Almost same procedure as with the normal liqueurs. I take herbs and alcohol, let this mixture steep for a while, strain it, mix it with water and sometimes sugar and that's it. In this case you can also talk to me about your special wishes and I will try to realise them.

Basic substances and concentrates

There are laws, prescriptions and regulations. They were enacted for the security of each citizen. If we want to realise unusual things these laws, prescriptions and regulations - even if they generally make sense - represent an obstacle, which can hardly be surmounted. This also refers to some special products: They don't correspond to one or several regulations, they exceed the fixed maximum tolerance or they are not effective enough etc.

But there is a solution: I am allowed to produce basic substances and concentrates, which have to be diluted before consumption because of the herbal content (not the alcohol content). You won't find any dangerous ingredients in "normal" beverages because the law already outlawed them. That's why it is very important that I talk to you about some possibly dangerous ingredients in detail. As some of my explanations may be not considered when you pass these basic substances on to another person I only sell my basic substances and concentrates for your personal requirements. So please dilute them before consumption and don't pass them on!

Furthermore, the content of active ingredients varies every year even if you pluck the herbs at the same place. As I produce my basic substances and concentrates only for reasons of taste, history and culture and not for therapeutical reasons I don't analyse the content of active ingredients. That's why I can only estimate the figures for the necessary degree of dilution and the dilution multiplier is always very high for safety reasons. I kindly ask you to comply with these instructions in order to avoid undesirable side effects.

Ritual products

As it is known to people interested in medieval times and fantasy that I collected some historical information concerning herbs, etc and their use on the occasion of rituals in the past they often asked me if I can make the necessary ritual products. Well, I can. As I already have some experience with this kind of products I call myself "small-time shaman" and I can also explain the use of these products for different rituals. Some of the spices and herbs are so strong that pharmaceutical law forbids their external and internal use. This means that it is strictly forbidden to drink them or to rub your body with them, they are only for ritual acts and in this case I am allowed to make and sell them and you are allowed to buy them. If you are interested in ritual products like liquids, ointment, oils or incense please talk to me as well.
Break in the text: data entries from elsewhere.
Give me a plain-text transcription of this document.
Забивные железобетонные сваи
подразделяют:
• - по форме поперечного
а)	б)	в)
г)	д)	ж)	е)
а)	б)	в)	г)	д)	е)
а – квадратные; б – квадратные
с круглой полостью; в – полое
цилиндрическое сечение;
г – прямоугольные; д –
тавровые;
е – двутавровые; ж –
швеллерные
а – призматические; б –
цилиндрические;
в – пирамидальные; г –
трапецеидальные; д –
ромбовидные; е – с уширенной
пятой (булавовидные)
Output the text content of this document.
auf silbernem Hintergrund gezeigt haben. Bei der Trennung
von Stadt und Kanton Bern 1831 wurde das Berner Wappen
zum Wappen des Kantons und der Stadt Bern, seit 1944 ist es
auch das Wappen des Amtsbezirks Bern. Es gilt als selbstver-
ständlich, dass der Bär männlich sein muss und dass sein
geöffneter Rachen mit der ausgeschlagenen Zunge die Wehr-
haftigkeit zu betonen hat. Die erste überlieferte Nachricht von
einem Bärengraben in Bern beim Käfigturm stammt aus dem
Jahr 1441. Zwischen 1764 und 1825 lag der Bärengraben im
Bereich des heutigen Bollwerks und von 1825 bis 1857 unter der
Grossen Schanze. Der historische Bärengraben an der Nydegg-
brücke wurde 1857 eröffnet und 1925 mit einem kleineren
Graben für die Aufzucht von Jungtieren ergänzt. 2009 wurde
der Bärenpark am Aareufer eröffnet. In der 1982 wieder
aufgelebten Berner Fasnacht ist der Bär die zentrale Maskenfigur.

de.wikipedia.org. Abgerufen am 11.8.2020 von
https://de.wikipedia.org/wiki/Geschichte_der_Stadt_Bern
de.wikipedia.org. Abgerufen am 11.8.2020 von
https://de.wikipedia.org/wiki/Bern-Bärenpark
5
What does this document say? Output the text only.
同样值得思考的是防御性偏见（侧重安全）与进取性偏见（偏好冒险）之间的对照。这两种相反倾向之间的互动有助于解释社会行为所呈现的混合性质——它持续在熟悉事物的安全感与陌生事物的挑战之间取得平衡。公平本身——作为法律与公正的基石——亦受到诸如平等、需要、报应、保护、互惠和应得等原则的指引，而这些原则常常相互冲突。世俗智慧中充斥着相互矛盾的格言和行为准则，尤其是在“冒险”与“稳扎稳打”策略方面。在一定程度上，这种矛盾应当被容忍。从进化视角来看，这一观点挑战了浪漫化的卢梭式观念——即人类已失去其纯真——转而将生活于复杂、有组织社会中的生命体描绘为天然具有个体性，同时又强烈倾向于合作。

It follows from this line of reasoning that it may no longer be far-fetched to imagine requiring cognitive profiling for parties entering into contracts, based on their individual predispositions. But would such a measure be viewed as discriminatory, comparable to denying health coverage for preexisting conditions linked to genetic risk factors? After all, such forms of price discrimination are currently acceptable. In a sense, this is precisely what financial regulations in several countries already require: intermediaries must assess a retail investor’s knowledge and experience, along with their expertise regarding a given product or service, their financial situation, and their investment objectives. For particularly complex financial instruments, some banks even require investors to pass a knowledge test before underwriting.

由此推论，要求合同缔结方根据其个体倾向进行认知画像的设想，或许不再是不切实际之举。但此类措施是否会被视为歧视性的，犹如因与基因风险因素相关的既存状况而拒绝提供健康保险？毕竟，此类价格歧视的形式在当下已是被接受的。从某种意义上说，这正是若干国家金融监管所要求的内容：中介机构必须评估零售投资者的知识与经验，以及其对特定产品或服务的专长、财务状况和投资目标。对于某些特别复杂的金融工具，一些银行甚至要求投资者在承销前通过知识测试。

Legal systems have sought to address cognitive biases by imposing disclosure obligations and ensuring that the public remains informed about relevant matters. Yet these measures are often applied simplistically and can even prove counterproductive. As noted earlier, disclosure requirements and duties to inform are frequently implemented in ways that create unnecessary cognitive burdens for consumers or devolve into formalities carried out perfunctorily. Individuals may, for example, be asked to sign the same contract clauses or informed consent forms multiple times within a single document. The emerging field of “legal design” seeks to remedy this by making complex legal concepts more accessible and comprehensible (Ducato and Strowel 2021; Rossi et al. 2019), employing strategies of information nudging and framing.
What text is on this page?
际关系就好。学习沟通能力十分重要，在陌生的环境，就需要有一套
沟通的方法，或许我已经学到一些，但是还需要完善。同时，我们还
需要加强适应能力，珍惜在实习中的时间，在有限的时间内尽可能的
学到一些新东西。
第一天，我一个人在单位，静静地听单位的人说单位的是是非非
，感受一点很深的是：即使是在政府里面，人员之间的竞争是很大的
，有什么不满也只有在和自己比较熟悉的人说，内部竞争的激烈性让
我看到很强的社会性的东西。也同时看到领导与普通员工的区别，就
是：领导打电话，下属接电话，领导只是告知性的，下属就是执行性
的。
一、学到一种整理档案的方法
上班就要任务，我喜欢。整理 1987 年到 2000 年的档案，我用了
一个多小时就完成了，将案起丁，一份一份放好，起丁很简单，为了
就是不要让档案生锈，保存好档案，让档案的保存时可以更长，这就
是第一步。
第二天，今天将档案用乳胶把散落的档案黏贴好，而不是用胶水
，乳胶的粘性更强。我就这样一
I make all my ritual products only for ritual acts and not for external or internal use!

Please bear in mind that I am cook for dietary foods and no pharmacist. I produce all my beverages only for the wonderful taste and/or for preservation of traditional flavouring methods and not - as you maybe think - for a particular effect except for the effect of the alcohol! However, if you recognise one or other side effect I kindly ask for your understanding. The people in medieval times also enjoyed these effects.

In case you would like to produce beverages yourself I sell the necessary accessories, I offer a course in which I show you how the correct processing method and I back you up in word and deed. If you bring your own fruits I will produce juice, syrup, jelly, jam, wine, sparkling wine, liqueur, herbal liqueur or vinegar of it. If you bring your own containers, especially when they are made of glass, I assume no responsibility for breakage safety and sterility.

If you need demijohns for your party it will cost you € 2,00 to € 5,00 per day depending on kind and size and furthermore a security guarantee of € 75,00 to € 125,00.